Skocz do zawartości

Pierwsze warzenie z zacieraniem - dziwny smak brzeczki


Rekomendowane odpowiedzi

Witam serdecznie wszystkich Piwowarów Domowych ?

Po kilkuletnich doświadczeniach z miodami pitnymi postanowiłem spróbować swoich sił w piwowarstwie. Po długim oglądaniu filmów moją pierwszą warkę postanowiłem wykonać od razu od zera, z zacieraniem.

 

Miało być najprościej jak się da. Na docelowe 10 l brzeczki nastawnej o ballingu początkowym 11 stopni, 2 kg słodu Pale Ale ze Strzegomia śrutowanego przez sklep, zacieranie jednotemperaturowe w  67-68 stopniach, 10g Marynki i 20g Lubelskiego. Cel: coś w kierunku Golden Ale.

 

Poza lekką ucieczką temperatury w dół na 65 stopni, zacieranie przebiegło bez problemów. Schody zaczęły się przy filtracji. Otrzymałem tylko ok. 5 l  brzeczki przedniej o Blg=14. Wysładzałem więc aż do balllingu 5 stopni w ostatniej porcji brzeczki tylnej, i ostatecznie uzyskałem zakładane 10 l brzeczki o Blg=11. Po chmieleniu uzupełniłem wodą do 10l.
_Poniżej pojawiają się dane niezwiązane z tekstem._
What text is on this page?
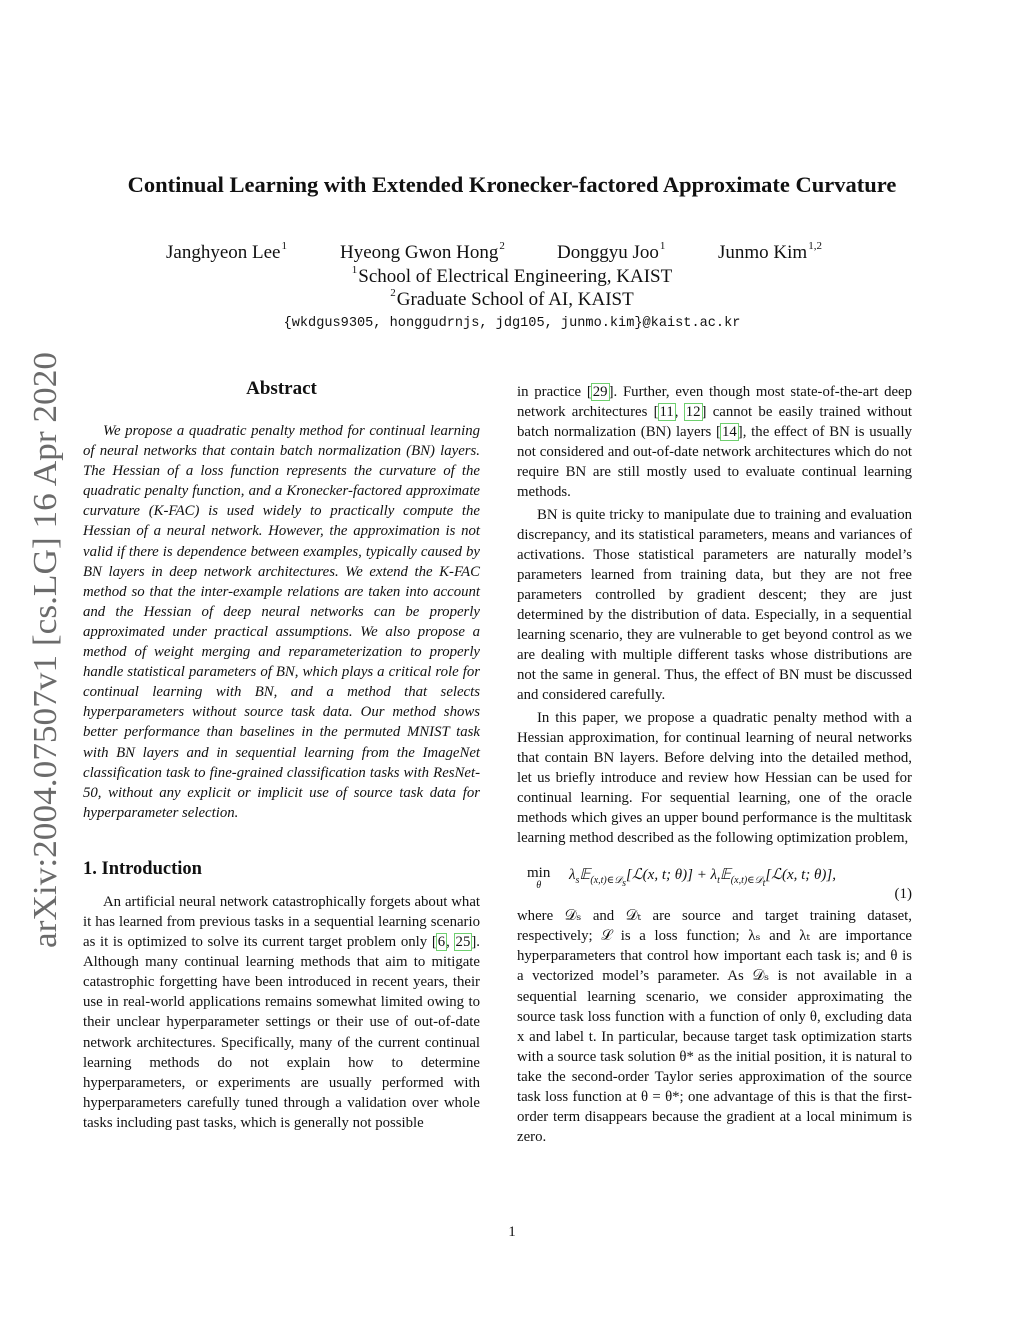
arXiv:2004.07507v1 [cs.LG] 16 Apr 2020
Continual Learning with Extended Kronecker-factored Approximate Curvature
Janghyeon Lee$^1$	Hyeong Gwon Hong$^2$	Donggyu Joo$^1$	Junmo Kim$^{1,2}$
$^1$School of Electrical Engineering, KAIST
$^2$Graduate School of AI, KAIST
{wkdgus9305, honggudrnjs, jdg105, junmo.kim}@kaist.ac.kr
Abstract

We propose a quadratic penalty method for continual learning of neural networks that contain batch normalization (BN) layers. The Hessian of a loss function represents the curvature of the quadratic penalty function, and a Kronecker-factored approximate curvature (K-FAC) is used widely to practically compute the Hessian of a neural network. However, the approximation is not valid if there is dependence between examples, typically caused by BN layers in deep network architectures. We extend the K-FAC method so that the inter-example relations are taken into account and the Hessian of deep neural networks can be properly approximated under practical assumptions. We also propose a method of weight merging and reparameterization to properly handle statistical parameters of BN, which plays a critical role for continual learning with BN, and a method that selects hyperparameters without source task data. Our method shows better performance than baselines in the permuted MNIST task with BN layers and in sequential learning from the ImageNet classification task to fine-grained classification tasks with ResNet-50, without any explicit or implicit use of source task data for hyperparameter selection.

1. Introduction

An artificial neural network catastrophically forgets about what it has learned from previous tasks in a sequential learning scenario as it is optimized to solve its current target problem only [6, 25]. Although many continual learning methods that aim to mitigate catastrophic forgetting have been introduced in recent years, their use in real-world applications remains somewhat limited owing to their unclear hyperparameter settings or their use of out-of-date network architectures. Specifically, many of the current continual learning methods do not explain how to determine hyperparameters, or experiments are usually performed with hyperparameters carefully tuned through a validation over whole tasks including past tasks, which is generally not possible

in practice [29]. Further, even though most state-of-the-art deep network architectures [11, 12] cannot be easily trained without batch normalization (BN) layers [14], the effect of BN is usually not considered and out-of-date network architectures which do not require BN are still mostly used to evaluate continual learning methods.

BN is quite tricky to manipulate due to training and evaluation discrepancy, and its statistical parameters, means and variances of activations. Those statistical parameters are naturally model’s parameters learned from training data, but they are not free parameters controlled by gradient descent; they are just determined by the distribution of data. Especially, in a sequential learning scenario, they are vulnerable to get beyond control as we are dealing with multiple different tasks whose distributions are not the same in general. Thus, the effect of BN must be discussed and considered carefully.

In this paper, we propose a quadratic penalty method with a Hessian approximation, for continual learning of neural networks that contain BN layers. Before delving into the detailed method, let us briefly introduce and review how Hessian can be used for continual learning. For sequential learning, one of the oracle methods which gives an upper bound performance is the multitask learning method described as the following optimization problem,

min
θ
$\lambda_s𝔼_{(x,t)\in 𝒟_s}[ℒ(x$, t; $\theta)] + \lambda_t𝔼_{(x,t)\in 𝒟_t}[ℒ(x$, t; θ)],
(1)

where 𝒟ₛ and 𝒟ₜ are source and target training dataset, respectively; ℒ is a loss function; λₛ and λₜ are importance hyperparameters that control how important each task is; and θ is a vectorized model’s parameter. As 𝒟ₛ is not available in a sequential learning scenario, we consider approximating the source task loss function with a function of only θ, excluding data x and label t. In particular, because target task optimization starts with a source task solution θ* as the initial position, it is natural to take the second-order Taylor series approximation of the source task loss function at θ = θ*; one advantage of this is that the first-order term disappears because the gradient at a local minimum is zero.

1
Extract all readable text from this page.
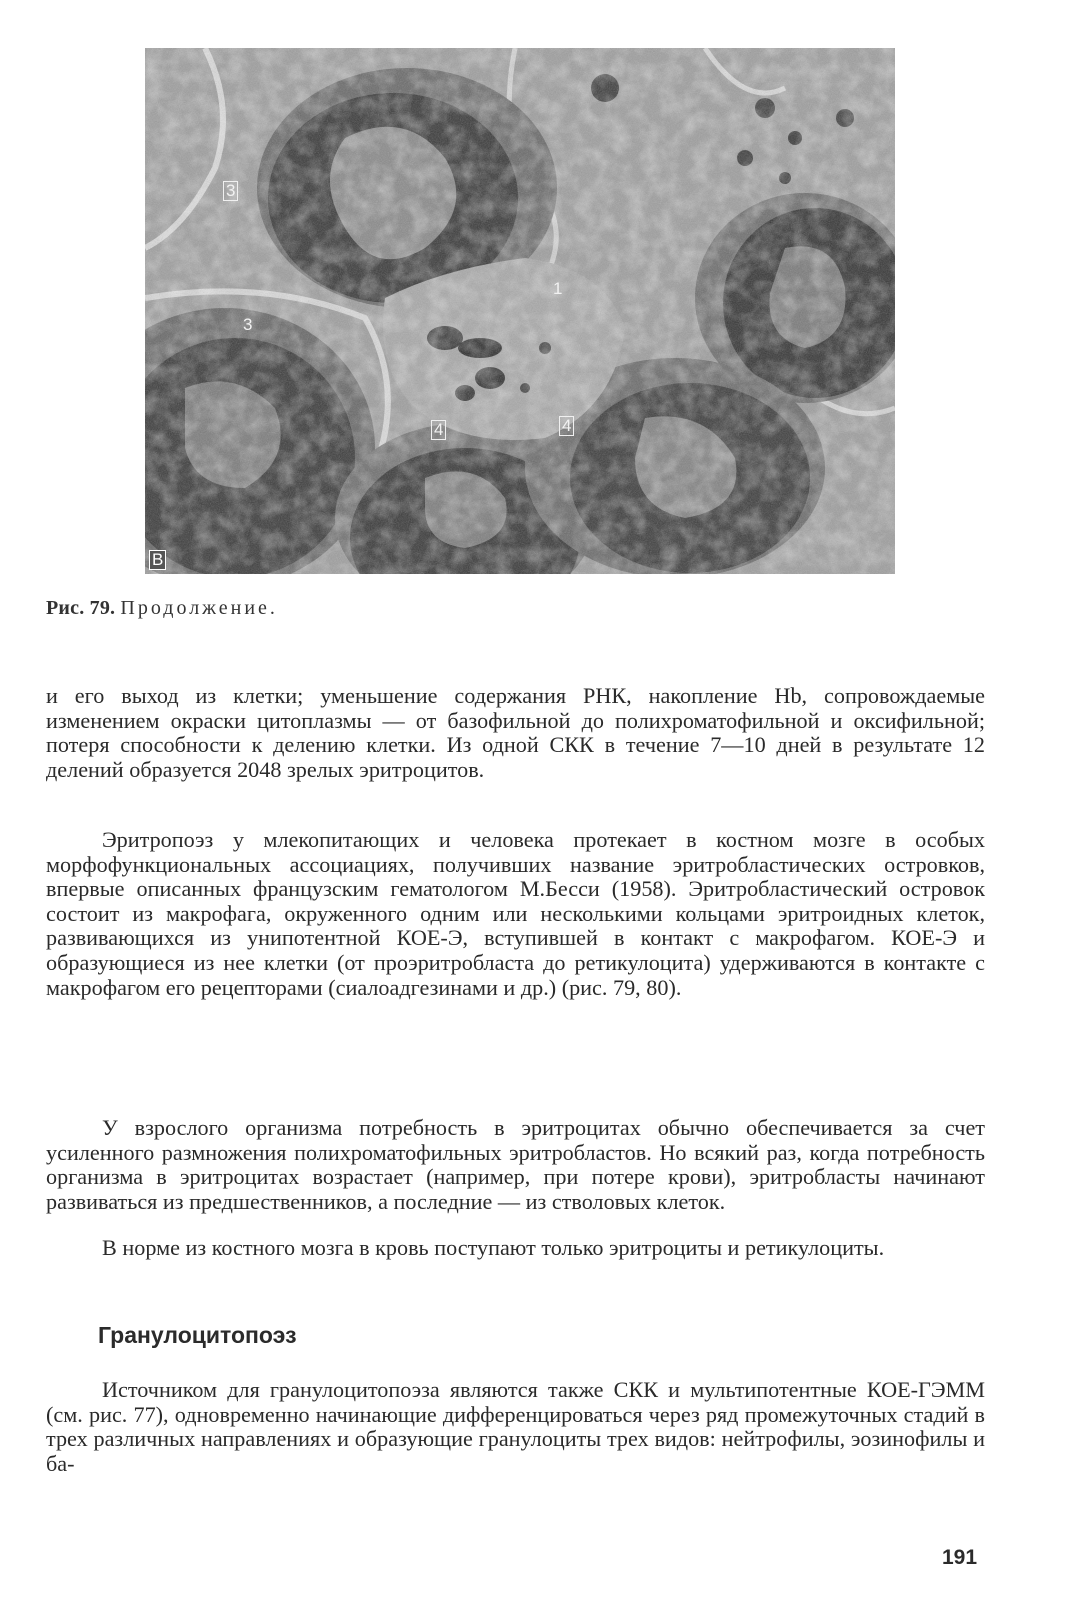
1
3
3
4	4
В
Рис. 79. Продолжение.

и его выход из клетки; уменьшение содержания РНК, накопление Hb, сопровождаемые изменением окраски цитоплазмы — от базофильной до полихроматофильной и оксифильной; потеря способности к делению клетки. Из одной СКК в течение 7—10 дней в результате 12 делений образуется 2048 зрелых эритроцитов.

Эритропоэз у млекопитающих и человека протекает в костном мозге в особых морфофункциональных ассоциациях, получивших название эритробластических островков, впервые описанных французским гематологом М.Бесси (1958). Эритробластический островок состоит из макрофага, окруженного одним или несколькими кольцами эритроидных клеток, развивающихся из унипотентной КОЕ-Э, вступившей в контакт с макрофагом. КОЕ-Э и образующиеся из нее клетки (от проэритробласта до ретикулоцита) удерживаются в контакте с макрофагом его рецепторами (сиалоадгезинами и др.) (рис. 79, 80).

У взрослого организма потребность в эритроцитах обычно обеспечивается за счет усиленного размножения полихроматофильных эритробластов. Но всякий раз, когда потребность организма в эритроцитах возрастает (например, при потере крови), эритробласты начинают развиваться из предшественников, а последние — из стволовых клеток.

В норме из костного мозга в кровь поступают только эритроциты и ретикулоциты.

Гранулоцитопоэз

Источником для гранулоцитопоэза являются также СКК и мультипотентные КОЕ-ГЭММ (см. рис. 77), одновременно начинающие дифференцироваться через ряд промежуточных стадий в трех различных направлениях и образующие гранулоциты трех видов: нейтрофилы, эозинофилы и ба-

191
Problem polega na tym, że zarówno brzeczka przednia, jak i ostateczna brzeczka nastawna po chmieleniu, jest strasznie niesmaczna i ma dziwny i silny, jakby słony posmak? Poza tym po chmieleniu brzeczka jest całkowicie mętna (strącone białka? Nie używałem mchu irlandzkiego). Obecnie całość już fermentuje w 19 stopniach.

 

Moje pytanie brzmi: co to może być i co zrobiłem źle? Zbyt długie wysładzanie i wyługowana skrobia i inne złe substancje z łuski? Czy może metal (naczynia, wężyk z oplotu do filtracji?). A może jeszcze coś innego? Pomóżcie proszę, bo jeżeli całość będzie do wylania, to chciałbym uniknąć tych błędów przy następnych warkach (na kolejną planowałem porter angielski).

Przepraszam za tak długi post, ale naprawdę zależy mi na moim pierwszym piwie.

Będę wdzięczny wszelkie za porady i sugestie?

 

Pozdrawiam - Adam

Edytowane przez Adi_86
Odnośnik do komentarza
Udostępnij na innych stronach

Próbowałeś brzeczki przed chmieleniem? Powinna być słodka. Jeśli tak, to sprzęt, który używałeś do tego momentu możesz wykluczyć.

Czy coś oprócz chmielu wrzucałeś do gara po wysładzaniu? Jak myłeś i dezynfekowałeś wężyki itp.?

 

Nie przejmuj się zbytnio smakiem i mętnością przed fermentacją, oceń piwo dopiero po. Jedyne co jest dziwnego to silny słony posmak. Piwo po chmieleniu jest przeważnie gorzkie, czasami z lekko gryzącym posmakiem.

 

Odnośnik do komentarza
Udostępnij na innych stronach

Dziękuję wszystkim za podpowiedzi ?

Fermentory i wężyki (w tym wężyk z oplotu do filtracji) umyte wodą z płynem do naczyń i zalane roztworem OXI. Po OXI nie przepłukiwałem ich wodą. Do odprowadzania brzeczki z kadzi filtracyjnej używałem wężyka silikonowego. Może to wężyk do filtracji reaguje z OXI - choć nie powinien, bo jest ze stali nierdzewnej. Na wszelki wypadek zamówiłem nowe garnki na wodę do wysładzania i zbierania brzeczki po filtracji.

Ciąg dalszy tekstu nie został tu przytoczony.